Tuesday 3 June 2014

Learning to love Lina - an encounter with Nelly Miricioiu

Nelly Miricioiu
Nelly Miricioiu
In 1998, the London-base Romanian soprano Nelly Miricioiu appeared for the first time with Chelsea Opera Group in Rossini's Semiramide, I was there and can testify to it being a terrific performance; in fact Semiramide was a role which Miricioiu had been performing in Europe. It was to be the beginning of a long and profitable relationship with Miriociu making an an almost annual appearance with Chelsea Opera Group. On Sunday 8 June at Queen Elizabeth Hall, Brad Cohen will be conducting a performance of Verdi's Stiffelio with Miricioiu as Lina and Peter Auty as Stiffelio.

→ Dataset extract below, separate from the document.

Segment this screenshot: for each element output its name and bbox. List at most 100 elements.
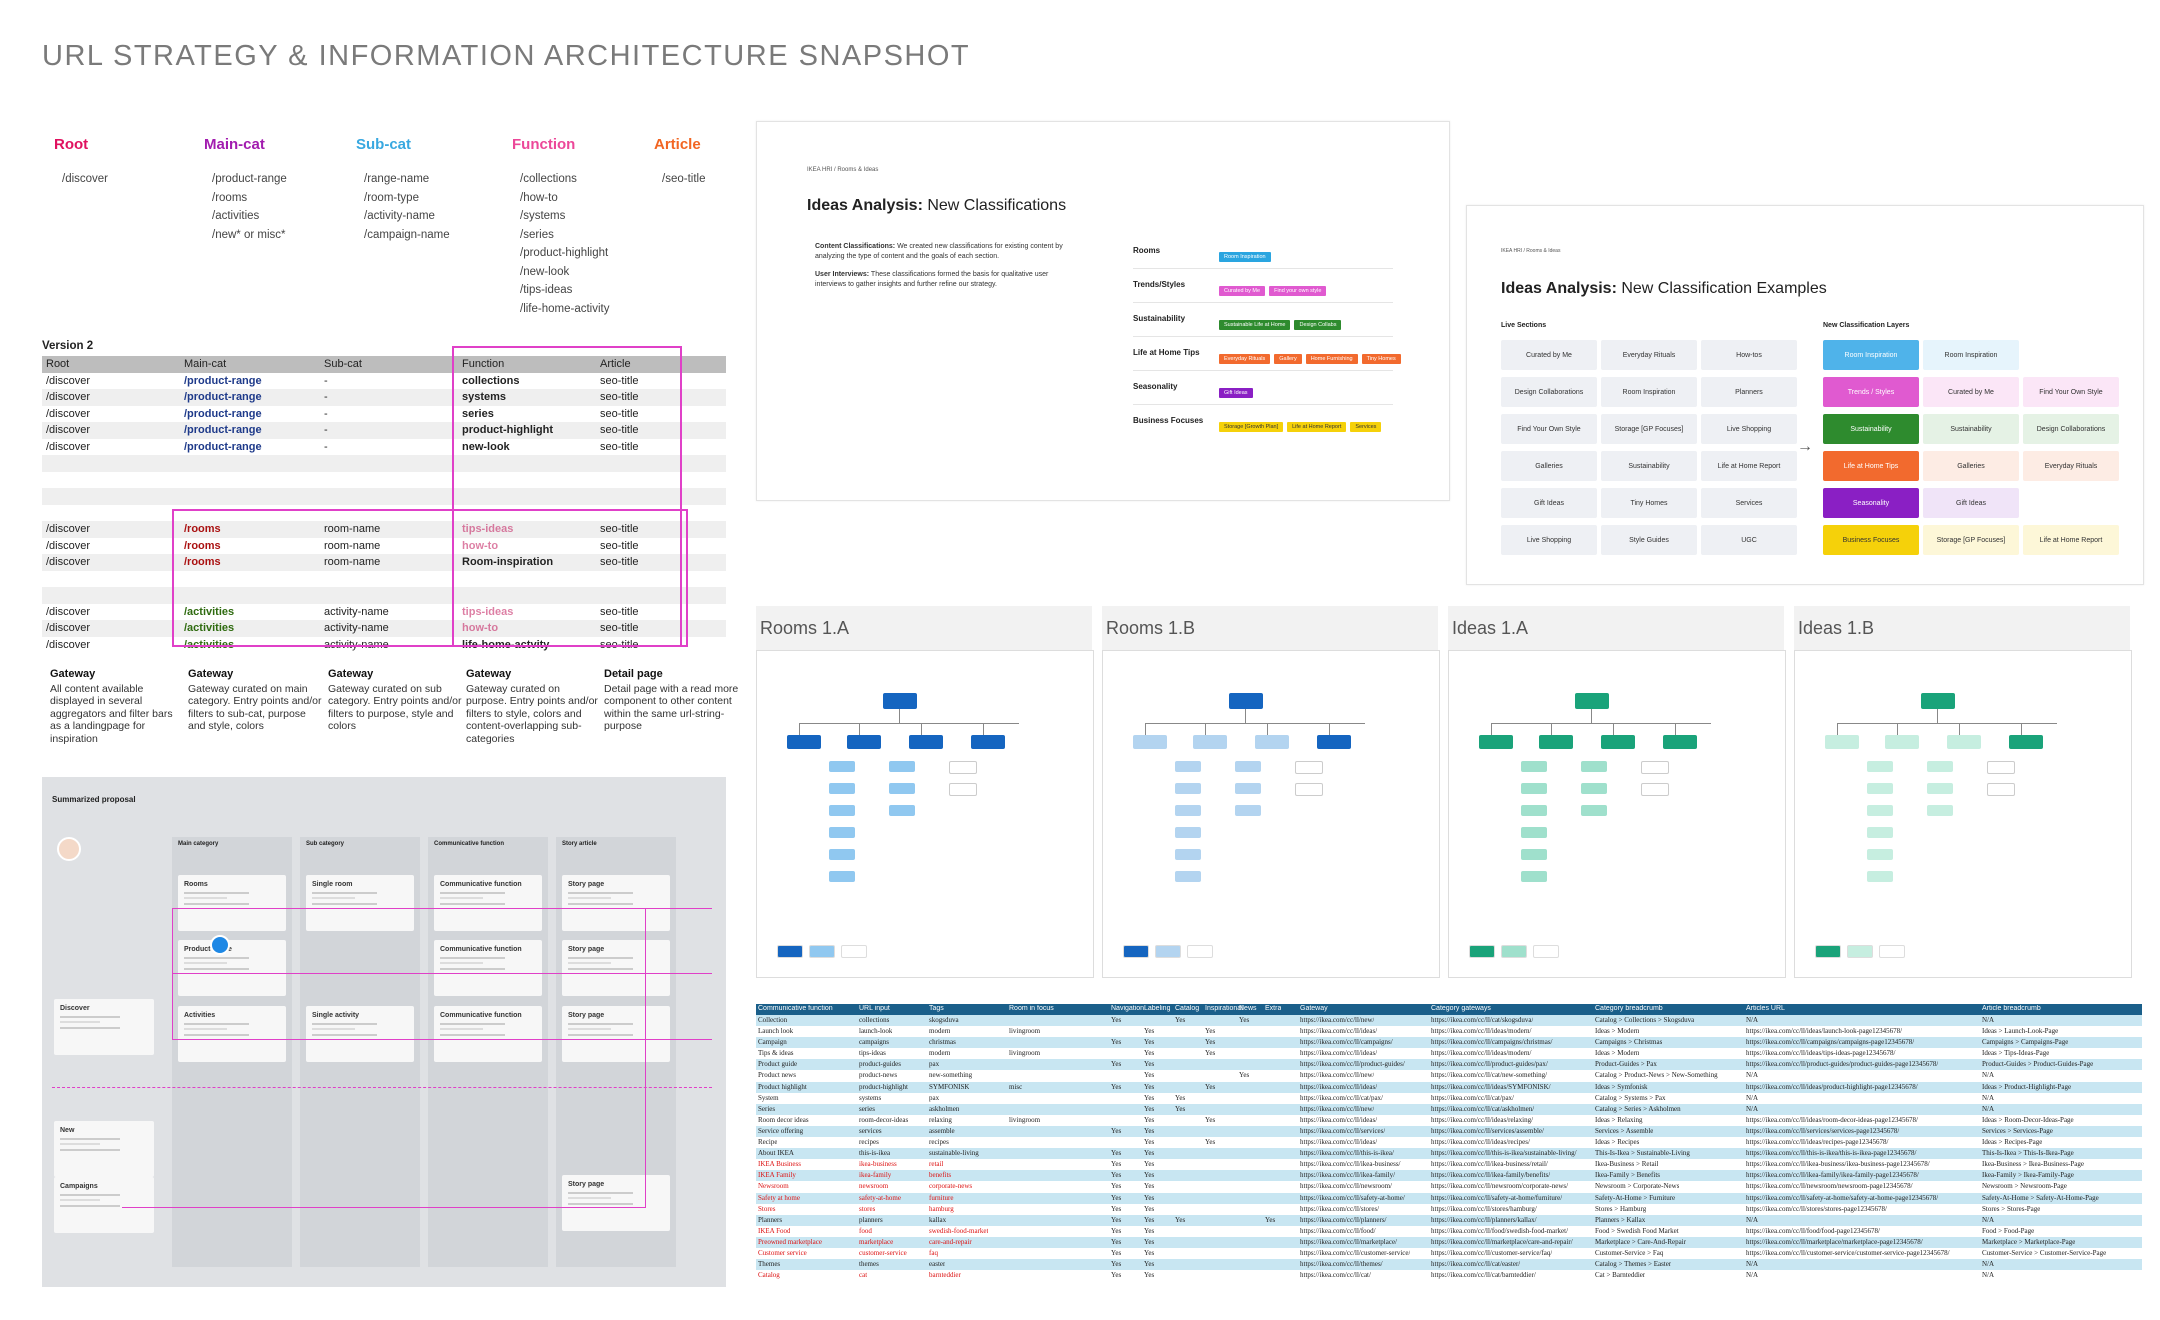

Over the years Nelly Miricioiu has explored a great deal of repertoire with Chelsea Opera Group, reprising roles she has performed abroad thus giving London a chance to hear them as well as exploring new roles. Highlights have included Cilea's Adriana Lecouvreur, Donizetti's Maria Padilla and Miricioiu's role debut as Verdi's Lady Macbeth in the original version of Macbeth. This year the choice was again on Verdi.

Nelly says that she and the orchestra went through a lot of music to choose the opera. Nelly favoured Aroldo but this was a work which Chelsea Opera Group had already performed so finally they decided on Verdi's Stiffelio. Following the original suggestion, Nelly went on-line and found Covent Garden's performance of the opera with Catherine Malifitano and Jose Carreras. Once she had listened to it she was smitten.


Verdi wrote Stiffelio in 1850, following on from Luisa Miller. It was a brave choice. Based on a French play, it is a remarkably naturalistic plot about a pastor, Stiffelio, and his wife Lina who has been unfaithful to him. She repents and Stiffelio forgives her. The plot caused problems from the start, with much interference from the censors and the work has a complicated editorial history. Verdi eventually withdrew the opera, because of the censorship problems in Italy, and the opera Aroldo was created re-using sections of the music from Stiffelio with a new libretto. Performances according to Verdi's original wishes only started in the 1990's and in 1993 Covent Garden produced the work in a new edition by Sir Edward Downes.

Despite this production, the opera has not had a significant performance history in the UK. Nelly's view is that despite the fine production, the public did not really understand the work. In Lina, Verdi has created a highly complex character but, unlike Violetta in La Traviata there is little glamour in the setting in Stiffelio. Instead of a Parisian demi-monde in La Traviata, Stiffelio explores in concentrated and intense fashion the problems in the marriage of a Lutheran pastor with a final scene in the pastor's church.

Chatting to Nelly, in the interval of rehearsal for Stiffelio, she talks about the opera. Despite loving it, it took her a long time to find Lina. There were so many aspects to the character that were foreign to Nelly, Lina is the wife of a Calvinist Evangelist and has been unfaithful. At first Nelly was unsure whether to accuse her or to find her a victim. In fact, all the characters in Stiffelio are complex. Lina's father is distraught because he looked on Lina as an angel who has now fallen. Though, as Nelly wryly points out, it is difficult to be put on a pedestal (she goes on to talk about how this chimes in with her own personal experience). She also adds that being a preacher's wife could not be easy. Thankfully for us, Nelly feels that she has finally found a way into the character of Lina. And the opera's lack of glamour will even be reflected in Nelly's choice of frock for the evening.

Lina will be another addition to the gallery of Verdi's heroines that Nelly has portrayed. She cites Verdi and Donizetti as being her two favourite opera composers, and finds many links and influences from Donizetti in Verdi's writing. Nelly enjoys singing Verdi because the music suits her and her voice; not only does she feels she understands it and but she appreciates the way his writing is akin to that of Donizetti.

Her favourite Verdi role remains Luisa Miller, though she admits that there are some such as Leonore in Il Trovatore tha she finds less sympathetic. Nelly comments that she herself is very volcanic in temperament, and even in tranquillity is still dramatic so the more placid heroines do not appeal. Aida is another role about which Nelly admits to never being certain. She is also clear that it is the lyric roles which suit her, though in fact Lina goes towards the more dramatic.

Nelly is most enthusiastic about Chelsea Opera Group, talking about them as a family and saying she is grateful that the group is interested in doing operas which suit her, that they are doing repertoire that she wants to do and has not done at all.